Depuis les OffshoreLeaks en 2013, nous recevons chaque année avec une pieuse humilité des nouvelles du paradis, comme un merveilleux message qui nous rappelle que, oui il existe bien des dieux au-dessus des lois de ce monde. En véritables prophètes, le Consortium international des journalistes d’investigation (ICIJ) associé à 95 médias partenaires internationaux, nous donnent des clefs de compréhension pour tenter de saisir ces mystères modernes.
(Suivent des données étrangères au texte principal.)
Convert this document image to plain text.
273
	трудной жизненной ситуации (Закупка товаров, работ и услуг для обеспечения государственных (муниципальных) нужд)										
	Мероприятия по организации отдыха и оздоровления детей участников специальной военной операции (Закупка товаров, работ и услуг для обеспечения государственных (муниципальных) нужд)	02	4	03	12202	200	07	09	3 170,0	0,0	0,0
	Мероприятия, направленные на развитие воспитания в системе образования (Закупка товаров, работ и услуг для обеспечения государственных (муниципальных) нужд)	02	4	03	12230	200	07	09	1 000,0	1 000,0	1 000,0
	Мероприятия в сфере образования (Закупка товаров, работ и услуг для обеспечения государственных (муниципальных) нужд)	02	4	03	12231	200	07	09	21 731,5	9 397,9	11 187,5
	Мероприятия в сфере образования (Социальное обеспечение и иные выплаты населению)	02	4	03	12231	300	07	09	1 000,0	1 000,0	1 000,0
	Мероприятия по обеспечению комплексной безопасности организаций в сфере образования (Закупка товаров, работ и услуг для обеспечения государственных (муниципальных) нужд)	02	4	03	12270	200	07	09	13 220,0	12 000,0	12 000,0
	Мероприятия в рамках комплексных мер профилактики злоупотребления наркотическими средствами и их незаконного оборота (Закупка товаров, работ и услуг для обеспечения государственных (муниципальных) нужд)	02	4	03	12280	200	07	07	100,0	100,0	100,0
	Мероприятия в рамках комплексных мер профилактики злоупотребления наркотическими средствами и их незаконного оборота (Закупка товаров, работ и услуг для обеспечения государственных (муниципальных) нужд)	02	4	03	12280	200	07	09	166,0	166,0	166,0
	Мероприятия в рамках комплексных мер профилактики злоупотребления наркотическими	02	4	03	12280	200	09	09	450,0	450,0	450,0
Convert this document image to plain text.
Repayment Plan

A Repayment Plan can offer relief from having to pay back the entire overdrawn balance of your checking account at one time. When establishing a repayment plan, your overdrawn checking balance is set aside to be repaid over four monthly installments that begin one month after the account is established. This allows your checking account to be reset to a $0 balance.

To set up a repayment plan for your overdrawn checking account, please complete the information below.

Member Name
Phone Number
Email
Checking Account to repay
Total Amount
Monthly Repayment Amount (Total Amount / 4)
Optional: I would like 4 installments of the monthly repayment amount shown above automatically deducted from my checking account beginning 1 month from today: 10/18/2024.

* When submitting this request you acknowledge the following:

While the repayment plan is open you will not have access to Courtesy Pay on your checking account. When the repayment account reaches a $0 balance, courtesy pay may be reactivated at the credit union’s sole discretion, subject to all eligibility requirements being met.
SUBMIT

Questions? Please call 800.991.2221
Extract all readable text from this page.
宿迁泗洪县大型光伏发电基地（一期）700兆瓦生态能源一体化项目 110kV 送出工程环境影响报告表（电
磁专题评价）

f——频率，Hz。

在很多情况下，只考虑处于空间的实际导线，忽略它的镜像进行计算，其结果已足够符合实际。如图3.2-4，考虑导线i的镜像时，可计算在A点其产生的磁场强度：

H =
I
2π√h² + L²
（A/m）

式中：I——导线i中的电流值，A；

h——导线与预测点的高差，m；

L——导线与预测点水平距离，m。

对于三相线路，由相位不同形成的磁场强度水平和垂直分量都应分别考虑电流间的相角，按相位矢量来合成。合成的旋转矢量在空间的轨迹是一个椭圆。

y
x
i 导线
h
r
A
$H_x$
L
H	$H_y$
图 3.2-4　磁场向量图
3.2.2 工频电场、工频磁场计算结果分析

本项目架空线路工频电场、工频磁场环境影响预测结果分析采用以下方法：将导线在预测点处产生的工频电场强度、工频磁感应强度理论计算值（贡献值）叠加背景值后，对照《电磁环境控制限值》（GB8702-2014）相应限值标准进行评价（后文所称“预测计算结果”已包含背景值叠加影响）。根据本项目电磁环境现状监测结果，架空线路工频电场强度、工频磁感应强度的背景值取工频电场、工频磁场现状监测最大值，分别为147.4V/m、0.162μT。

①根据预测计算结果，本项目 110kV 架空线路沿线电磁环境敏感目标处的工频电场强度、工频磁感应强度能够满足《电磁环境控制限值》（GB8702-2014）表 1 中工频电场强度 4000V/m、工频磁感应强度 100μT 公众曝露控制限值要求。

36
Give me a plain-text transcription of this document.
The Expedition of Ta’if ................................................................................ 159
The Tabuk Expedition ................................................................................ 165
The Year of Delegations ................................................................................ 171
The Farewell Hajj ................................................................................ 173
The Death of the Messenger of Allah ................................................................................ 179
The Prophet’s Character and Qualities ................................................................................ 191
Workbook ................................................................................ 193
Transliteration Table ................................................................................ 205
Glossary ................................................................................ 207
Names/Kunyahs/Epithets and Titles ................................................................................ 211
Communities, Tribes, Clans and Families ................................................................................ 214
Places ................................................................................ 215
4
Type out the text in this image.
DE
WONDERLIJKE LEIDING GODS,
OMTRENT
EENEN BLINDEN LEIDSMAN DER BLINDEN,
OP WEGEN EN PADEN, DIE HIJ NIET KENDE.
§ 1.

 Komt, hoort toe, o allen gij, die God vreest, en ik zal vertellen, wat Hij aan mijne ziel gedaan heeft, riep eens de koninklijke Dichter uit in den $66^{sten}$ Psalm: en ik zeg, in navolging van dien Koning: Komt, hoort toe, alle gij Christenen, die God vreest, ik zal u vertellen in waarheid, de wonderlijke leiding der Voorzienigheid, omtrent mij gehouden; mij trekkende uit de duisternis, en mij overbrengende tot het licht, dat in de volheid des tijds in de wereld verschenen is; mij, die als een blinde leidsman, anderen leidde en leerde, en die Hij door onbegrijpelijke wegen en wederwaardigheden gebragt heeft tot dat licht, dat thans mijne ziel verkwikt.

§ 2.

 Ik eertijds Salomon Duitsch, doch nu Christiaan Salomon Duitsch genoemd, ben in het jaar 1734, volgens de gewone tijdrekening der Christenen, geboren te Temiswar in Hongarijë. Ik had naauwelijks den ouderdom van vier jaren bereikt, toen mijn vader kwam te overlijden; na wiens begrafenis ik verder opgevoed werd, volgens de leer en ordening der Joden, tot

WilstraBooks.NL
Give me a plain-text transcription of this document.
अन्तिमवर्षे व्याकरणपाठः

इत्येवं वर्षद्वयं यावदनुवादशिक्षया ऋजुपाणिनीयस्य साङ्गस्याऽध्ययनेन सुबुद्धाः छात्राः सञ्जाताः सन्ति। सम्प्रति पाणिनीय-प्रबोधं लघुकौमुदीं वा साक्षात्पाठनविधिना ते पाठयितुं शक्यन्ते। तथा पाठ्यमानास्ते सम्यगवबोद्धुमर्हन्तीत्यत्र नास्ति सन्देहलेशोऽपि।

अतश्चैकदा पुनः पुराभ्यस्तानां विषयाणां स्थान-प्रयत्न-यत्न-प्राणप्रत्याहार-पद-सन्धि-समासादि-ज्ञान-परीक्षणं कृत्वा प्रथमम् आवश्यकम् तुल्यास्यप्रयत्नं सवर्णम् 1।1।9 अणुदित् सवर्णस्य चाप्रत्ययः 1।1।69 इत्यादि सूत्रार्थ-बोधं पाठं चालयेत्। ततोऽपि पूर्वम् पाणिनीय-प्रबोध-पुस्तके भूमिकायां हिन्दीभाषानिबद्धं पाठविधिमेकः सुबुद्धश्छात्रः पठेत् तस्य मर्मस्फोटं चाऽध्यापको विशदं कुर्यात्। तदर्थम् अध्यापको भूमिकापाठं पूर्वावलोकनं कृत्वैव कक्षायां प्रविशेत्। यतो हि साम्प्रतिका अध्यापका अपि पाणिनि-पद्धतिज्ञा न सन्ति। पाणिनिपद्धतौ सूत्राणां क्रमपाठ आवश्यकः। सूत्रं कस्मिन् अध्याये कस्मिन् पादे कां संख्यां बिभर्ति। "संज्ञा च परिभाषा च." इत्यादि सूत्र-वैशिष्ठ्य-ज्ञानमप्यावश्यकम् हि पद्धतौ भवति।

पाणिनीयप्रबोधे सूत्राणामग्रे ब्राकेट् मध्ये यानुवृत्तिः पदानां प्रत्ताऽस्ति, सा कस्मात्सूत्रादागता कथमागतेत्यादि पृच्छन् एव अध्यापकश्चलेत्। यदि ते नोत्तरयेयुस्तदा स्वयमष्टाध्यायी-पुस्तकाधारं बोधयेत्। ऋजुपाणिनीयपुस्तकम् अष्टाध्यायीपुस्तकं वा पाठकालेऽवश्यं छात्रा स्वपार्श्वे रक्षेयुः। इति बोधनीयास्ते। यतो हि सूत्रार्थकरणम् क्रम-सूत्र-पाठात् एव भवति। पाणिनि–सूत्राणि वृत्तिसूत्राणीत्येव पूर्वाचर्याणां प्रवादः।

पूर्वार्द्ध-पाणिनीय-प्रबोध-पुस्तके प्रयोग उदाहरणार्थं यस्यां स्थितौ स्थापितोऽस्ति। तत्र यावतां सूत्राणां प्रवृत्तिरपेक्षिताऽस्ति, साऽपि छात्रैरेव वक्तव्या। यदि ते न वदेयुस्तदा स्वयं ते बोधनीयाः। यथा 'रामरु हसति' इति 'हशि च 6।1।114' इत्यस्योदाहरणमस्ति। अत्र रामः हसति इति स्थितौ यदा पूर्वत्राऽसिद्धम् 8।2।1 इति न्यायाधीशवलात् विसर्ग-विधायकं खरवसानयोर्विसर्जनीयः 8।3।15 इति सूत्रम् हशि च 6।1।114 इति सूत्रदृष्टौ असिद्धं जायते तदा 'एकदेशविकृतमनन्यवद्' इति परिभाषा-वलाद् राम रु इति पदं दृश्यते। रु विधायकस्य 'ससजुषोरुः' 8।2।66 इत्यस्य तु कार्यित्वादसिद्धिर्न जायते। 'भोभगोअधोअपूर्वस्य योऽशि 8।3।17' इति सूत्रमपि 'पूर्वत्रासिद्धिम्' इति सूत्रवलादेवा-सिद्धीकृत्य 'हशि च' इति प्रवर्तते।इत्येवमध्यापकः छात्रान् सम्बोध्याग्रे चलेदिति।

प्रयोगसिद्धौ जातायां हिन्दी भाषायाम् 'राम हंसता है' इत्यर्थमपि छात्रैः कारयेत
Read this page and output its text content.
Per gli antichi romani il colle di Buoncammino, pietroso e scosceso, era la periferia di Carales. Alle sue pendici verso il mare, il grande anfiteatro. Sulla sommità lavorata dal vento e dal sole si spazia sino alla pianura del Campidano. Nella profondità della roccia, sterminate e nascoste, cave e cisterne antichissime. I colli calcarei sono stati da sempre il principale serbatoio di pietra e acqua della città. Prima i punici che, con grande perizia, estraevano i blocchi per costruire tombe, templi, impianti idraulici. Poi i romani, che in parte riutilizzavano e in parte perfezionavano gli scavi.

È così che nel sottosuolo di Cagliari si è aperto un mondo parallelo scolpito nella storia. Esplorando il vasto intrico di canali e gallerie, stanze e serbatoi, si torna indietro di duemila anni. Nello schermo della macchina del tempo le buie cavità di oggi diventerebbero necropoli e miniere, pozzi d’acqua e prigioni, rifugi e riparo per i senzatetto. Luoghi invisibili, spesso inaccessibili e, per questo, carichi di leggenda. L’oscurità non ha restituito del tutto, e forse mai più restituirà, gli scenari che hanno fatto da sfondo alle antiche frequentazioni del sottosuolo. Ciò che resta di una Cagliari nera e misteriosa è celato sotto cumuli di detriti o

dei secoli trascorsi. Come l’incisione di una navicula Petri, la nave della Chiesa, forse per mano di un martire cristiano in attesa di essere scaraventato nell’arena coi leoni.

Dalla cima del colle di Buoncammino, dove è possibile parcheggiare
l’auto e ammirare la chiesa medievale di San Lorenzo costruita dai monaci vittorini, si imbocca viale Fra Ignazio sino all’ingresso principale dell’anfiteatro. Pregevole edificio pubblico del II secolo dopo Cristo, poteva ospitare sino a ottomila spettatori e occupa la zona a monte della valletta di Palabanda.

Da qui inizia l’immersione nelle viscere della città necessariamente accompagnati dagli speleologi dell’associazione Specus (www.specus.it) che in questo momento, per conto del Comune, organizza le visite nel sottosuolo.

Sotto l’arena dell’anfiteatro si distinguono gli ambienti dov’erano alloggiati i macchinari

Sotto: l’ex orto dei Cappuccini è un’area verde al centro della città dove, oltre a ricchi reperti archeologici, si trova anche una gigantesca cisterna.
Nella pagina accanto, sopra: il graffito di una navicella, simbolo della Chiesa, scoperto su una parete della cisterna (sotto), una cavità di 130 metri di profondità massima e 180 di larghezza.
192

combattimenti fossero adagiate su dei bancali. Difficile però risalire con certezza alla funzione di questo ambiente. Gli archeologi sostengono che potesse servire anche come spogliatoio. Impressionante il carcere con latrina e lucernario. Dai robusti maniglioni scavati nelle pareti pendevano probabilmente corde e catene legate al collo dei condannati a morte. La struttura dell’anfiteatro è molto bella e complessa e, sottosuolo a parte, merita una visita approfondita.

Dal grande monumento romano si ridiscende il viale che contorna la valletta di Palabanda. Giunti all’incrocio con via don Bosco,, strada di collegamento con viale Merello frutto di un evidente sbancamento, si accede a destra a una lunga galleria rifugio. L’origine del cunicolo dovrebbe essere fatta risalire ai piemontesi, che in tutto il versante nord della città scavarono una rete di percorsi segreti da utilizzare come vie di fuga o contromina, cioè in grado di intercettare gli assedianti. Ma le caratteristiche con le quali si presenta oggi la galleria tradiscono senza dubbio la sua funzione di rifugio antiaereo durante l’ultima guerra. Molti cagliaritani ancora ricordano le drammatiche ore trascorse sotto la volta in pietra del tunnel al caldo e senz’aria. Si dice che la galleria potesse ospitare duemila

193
En effet, il est difficile de saisir comment se fait-il que ceux-là même qui se présentent comme les grands moralistes de notre temps, qui sont les bâtisseurs de nos sociétés, ces politiques et hommes d’affaire qui nous enseignent sans relâche les vertus du travail et du sacrifice de soi, comment se fait-il que ces mêmes personnes s’exemptent de ce qu’ils nous préconisent ? Il y a 80 ans, Henry Morgenthau, le ministre des Finances de Franklin D. Roosevelt disait fort justement :

« Les impôts sont le prix à payer pour une société civilisée, trop de citoyens veulent la civilisation au rabais. »

Crédits : Ilias Bartolini (Flickr)

Toutefois, dire « trop de citoyens » semble abusif. En réalité, il aurait été plus juste de dire « 1% des citoyens veulent la civilisation au rabais », les 99% restants payent leurs impôts. En tout, l’évasion et la fraude fiscales coûtent près de 60 à 80 milliards d’euros par an à la France, soit environ 6 fois le montant du « trou de la Sécu ». En Europe on arrive à près de 1000 milliards d’euros par an, là où son budget total dépassait à peine 162 milliards d’euros en 2015. Toutes ces sommes volatiles sont autant de manques à gagner pour les dépenses publiques, que ce soit dans les pays développés ou dans les pays en développement (où la situation est plus critique encore : un rapport de CFDT-Terre solidaire souligne que le montant de l’évasion fiscale, de près de 250 milliards d’euros par an, est six fois supérieur au financement qui serait nécessaire pour éradiquer la faim dans ces mêmes pays…).

Crédits : Oxfam

Ceci étant dit, on peut désormais s’intéresser aux premières personnalités et entreprises qui ont été pointées du doigt par le Consortium. C’est pour l’instant les informations concernant le célèbre cabinet Appleby qui ont fuité et ont été reprises par les médias. Ce genre de cabinets ne fait pas de la fraude fiscale à proprement parler, il essaie en revanche d’exploiter au mieux les différents agencements juridiques afin d’optimiser la fiscalité des particuliers ou des entreprises. Il agit donc dans la légalité, ou plutôt agit justement là où il existe un flou juridique.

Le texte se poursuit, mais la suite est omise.